As can be seen from the data in tables 1 and 2, the addition of the anti-oxidation type adhesion agent of the present invention to the hydride can prevent the oxidation of the hydride and increase the coercivity of the neodymium iron boron magnet.

The foregoing shows and describes the general principles, essential features, and inventive features of this invention. It will be understood by those skilled in the art that the present invention is not limited to the embodiments described above, which are described in the specification and illustrated only to illustrate the principle of the present invention, but that various changes and modifications may be made therein without departing from the spirit and scope of the present invention, which fall within the scope of the invention as claimed.

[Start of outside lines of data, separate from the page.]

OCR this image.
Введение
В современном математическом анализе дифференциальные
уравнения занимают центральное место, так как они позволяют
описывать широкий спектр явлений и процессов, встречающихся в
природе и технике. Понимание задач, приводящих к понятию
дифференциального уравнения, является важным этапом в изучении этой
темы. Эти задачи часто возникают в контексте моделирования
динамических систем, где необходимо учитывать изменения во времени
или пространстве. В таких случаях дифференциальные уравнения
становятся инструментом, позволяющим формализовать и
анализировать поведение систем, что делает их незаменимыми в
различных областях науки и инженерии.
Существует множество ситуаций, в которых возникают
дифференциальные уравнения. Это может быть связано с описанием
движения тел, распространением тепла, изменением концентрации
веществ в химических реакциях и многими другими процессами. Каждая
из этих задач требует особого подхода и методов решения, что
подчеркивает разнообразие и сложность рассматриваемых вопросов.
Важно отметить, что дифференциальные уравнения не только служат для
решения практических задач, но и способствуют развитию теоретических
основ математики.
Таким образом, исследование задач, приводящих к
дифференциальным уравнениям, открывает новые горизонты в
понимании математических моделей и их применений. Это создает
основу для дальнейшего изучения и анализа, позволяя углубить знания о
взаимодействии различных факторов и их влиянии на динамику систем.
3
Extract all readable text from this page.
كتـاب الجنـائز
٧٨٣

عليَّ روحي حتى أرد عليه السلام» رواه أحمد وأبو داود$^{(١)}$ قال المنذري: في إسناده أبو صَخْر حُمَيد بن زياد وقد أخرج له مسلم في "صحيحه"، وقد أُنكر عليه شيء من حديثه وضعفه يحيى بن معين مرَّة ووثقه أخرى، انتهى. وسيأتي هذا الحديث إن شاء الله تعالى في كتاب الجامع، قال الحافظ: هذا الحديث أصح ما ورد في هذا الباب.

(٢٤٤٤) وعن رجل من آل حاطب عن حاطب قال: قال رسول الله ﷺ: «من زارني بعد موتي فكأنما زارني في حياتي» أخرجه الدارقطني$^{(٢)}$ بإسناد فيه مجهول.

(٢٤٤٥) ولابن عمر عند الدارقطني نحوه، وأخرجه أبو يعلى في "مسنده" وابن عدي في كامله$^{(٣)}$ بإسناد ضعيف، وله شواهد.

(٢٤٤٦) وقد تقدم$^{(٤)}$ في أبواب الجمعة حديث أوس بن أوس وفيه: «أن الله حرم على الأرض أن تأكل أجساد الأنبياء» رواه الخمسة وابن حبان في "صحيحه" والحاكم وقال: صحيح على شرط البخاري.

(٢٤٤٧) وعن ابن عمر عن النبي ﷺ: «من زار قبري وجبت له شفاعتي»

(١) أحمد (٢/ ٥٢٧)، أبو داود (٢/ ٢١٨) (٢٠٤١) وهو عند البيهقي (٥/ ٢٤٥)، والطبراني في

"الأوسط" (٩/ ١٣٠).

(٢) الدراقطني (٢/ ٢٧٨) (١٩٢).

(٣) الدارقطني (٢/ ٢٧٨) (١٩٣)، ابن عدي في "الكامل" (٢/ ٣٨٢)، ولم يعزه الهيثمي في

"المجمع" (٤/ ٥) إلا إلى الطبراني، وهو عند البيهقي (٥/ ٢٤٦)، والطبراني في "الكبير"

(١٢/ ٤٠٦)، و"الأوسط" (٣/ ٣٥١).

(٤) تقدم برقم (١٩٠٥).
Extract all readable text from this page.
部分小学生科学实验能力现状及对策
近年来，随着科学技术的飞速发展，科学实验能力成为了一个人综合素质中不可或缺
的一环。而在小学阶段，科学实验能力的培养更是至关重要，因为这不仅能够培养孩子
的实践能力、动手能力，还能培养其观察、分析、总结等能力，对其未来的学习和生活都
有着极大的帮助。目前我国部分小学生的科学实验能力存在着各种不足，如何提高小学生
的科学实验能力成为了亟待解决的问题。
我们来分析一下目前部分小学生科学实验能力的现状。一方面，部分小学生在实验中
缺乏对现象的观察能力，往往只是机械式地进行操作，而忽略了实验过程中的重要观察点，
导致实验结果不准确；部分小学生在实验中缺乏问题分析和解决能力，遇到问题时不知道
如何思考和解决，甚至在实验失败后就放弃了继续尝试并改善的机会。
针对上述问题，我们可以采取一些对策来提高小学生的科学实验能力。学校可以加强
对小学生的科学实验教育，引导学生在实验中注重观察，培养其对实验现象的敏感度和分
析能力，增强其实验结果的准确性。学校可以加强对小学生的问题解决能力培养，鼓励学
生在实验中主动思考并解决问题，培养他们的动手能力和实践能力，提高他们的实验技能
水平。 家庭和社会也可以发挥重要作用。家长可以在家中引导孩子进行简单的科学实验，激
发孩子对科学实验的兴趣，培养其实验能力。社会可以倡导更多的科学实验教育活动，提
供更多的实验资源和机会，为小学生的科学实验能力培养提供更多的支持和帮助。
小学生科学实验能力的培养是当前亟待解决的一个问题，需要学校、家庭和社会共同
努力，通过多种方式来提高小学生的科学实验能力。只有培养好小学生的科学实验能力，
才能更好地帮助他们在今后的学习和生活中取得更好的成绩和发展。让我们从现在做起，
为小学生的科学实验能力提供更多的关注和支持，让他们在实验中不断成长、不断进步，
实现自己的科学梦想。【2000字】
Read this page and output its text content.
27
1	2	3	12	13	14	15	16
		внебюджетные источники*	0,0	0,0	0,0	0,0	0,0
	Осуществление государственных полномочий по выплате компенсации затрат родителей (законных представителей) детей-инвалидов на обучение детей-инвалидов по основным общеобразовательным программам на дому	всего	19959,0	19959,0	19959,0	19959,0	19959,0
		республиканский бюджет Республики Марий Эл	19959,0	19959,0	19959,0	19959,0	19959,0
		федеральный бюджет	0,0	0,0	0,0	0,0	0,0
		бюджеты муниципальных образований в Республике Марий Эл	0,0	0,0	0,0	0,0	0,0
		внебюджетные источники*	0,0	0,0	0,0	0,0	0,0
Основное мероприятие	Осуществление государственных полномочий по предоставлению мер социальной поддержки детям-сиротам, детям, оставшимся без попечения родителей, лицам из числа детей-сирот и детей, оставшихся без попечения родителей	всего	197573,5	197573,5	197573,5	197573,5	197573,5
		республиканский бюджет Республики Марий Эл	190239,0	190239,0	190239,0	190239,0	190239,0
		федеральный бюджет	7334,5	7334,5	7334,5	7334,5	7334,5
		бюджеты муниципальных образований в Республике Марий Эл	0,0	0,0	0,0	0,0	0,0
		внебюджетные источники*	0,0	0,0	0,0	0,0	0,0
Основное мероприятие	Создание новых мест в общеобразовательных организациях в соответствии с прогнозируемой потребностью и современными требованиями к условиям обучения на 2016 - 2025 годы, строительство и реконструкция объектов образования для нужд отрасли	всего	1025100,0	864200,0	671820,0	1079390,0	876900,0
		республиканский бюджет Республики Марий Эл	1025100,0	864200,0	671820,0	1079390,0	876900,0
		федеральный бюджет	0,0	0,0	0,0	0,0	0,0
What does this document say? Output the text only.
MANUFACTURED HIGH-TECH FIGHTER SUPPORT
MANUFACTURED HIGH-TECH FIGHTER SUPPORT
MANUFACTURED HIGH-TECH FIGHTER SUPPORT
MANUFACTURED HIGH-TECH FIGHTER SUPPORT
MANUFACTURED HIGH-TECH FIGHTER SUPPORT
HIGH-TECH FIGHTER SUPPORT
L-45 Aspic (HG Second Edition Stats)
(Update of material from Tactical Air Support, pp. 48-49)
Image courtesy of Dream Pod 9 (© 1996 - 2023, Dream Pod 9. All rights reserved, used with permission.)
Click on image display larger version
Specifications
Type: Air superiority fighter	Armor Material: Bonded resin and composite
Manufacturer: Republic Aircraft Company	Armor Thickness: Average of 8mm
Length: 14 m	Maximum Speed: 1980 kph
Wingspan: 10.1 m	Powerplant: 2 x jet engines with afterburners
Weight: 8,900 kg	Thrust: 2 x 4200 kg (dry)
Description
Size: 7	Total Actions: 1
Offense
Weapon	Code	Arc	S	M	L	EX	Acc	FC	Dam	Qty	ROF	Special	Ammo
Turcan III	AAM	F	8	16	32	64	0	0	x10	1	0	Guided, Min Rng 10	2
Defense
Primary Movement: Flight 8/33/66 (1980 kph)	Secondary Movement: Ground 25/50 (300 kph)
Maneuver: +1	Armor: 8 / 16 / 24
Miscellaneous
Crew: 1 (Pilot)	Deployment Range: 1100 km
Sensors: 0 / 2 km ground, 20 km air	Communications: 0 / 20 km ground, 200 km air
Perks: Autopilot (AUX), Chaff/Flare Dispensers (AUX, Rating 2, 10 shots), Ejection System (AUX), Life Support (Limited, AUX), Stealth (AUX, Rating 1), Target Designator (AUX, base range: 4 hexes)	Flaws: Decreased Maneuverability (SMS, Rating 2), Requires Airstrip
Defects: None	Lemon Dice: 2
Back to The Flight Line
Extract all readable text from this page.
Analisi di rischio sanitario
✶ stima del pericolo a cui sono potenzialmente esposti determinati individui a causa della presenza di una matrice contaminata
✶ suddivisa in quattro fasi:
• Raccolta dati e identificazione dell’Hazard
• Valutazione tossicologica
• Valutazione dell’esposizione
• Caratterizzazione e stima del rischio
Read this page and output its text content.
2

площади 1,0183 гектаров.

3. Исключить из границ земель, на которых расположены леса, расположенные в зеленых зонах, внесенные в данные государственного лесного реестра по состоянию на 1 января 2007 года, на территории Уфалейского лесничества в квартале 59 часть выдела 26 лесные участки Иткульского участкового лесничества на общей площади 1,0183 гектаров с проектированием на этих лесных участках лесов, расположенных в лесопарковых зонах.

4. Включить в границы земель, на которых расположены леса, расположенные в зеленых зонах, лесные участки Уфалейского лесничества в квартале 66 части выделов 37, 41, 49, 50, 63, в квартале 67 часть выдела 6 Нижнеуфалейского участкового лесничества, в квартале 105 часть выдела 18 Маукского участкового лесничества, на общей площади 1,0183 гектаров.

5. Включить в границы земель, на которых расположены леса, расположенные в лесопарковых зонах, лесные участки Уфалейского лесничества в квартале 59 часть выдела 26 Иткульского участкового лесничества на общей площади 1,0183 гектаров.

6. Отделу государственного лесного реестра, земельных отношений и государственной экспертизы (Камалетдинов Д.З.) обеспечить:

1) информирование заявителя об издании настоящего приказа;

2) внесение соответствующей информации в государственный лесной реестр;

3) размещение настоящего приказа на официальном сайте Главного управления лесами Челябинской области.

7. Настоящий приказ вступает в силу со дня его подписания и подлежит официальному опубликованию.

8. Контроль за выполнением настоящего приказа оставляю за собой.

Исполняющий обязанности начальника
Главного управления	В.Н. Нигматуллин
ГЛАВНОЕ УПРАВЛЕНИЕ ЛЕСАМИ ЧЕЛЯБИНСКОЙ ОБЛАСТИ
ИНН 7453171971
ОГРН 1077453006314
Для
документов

The scope of the invention is defined by the appended claims and equivalents thereof.

Claims (4)

1. An anti-oxidation adhesive for coating hydride on sintered neodymium iron boron is characterized by comprising the following raw materials in parts by weight:

resin: 3-6 parts;

additive: 10-20 parts;

silicon carbide: 20-30 parts of a solvent;

boric acid: 4-8 parts;

organic solvent: 30-50 parts;

the resin is acrylic resin or epoxy resin;

the additive is benzotriazole or imidazole.

2. The oxidation-resistant adhesive for coating hydride on sintered neodymium-iron-boron according to claim 1, wherein the epoxy resin is epoxy resin E44 or epoxy resin E42.

3. The anti-oxidation adhesive for coating hydride on sintered NdFeB as claimed in claim 1, wherein the organic solvent is one or more of acetone, toluene, butanone and xylene.

4. Use of an oxidation resistant adhesive according to any one of claims 1 to 3 in coating a hydride with sintered neodymium iron boron.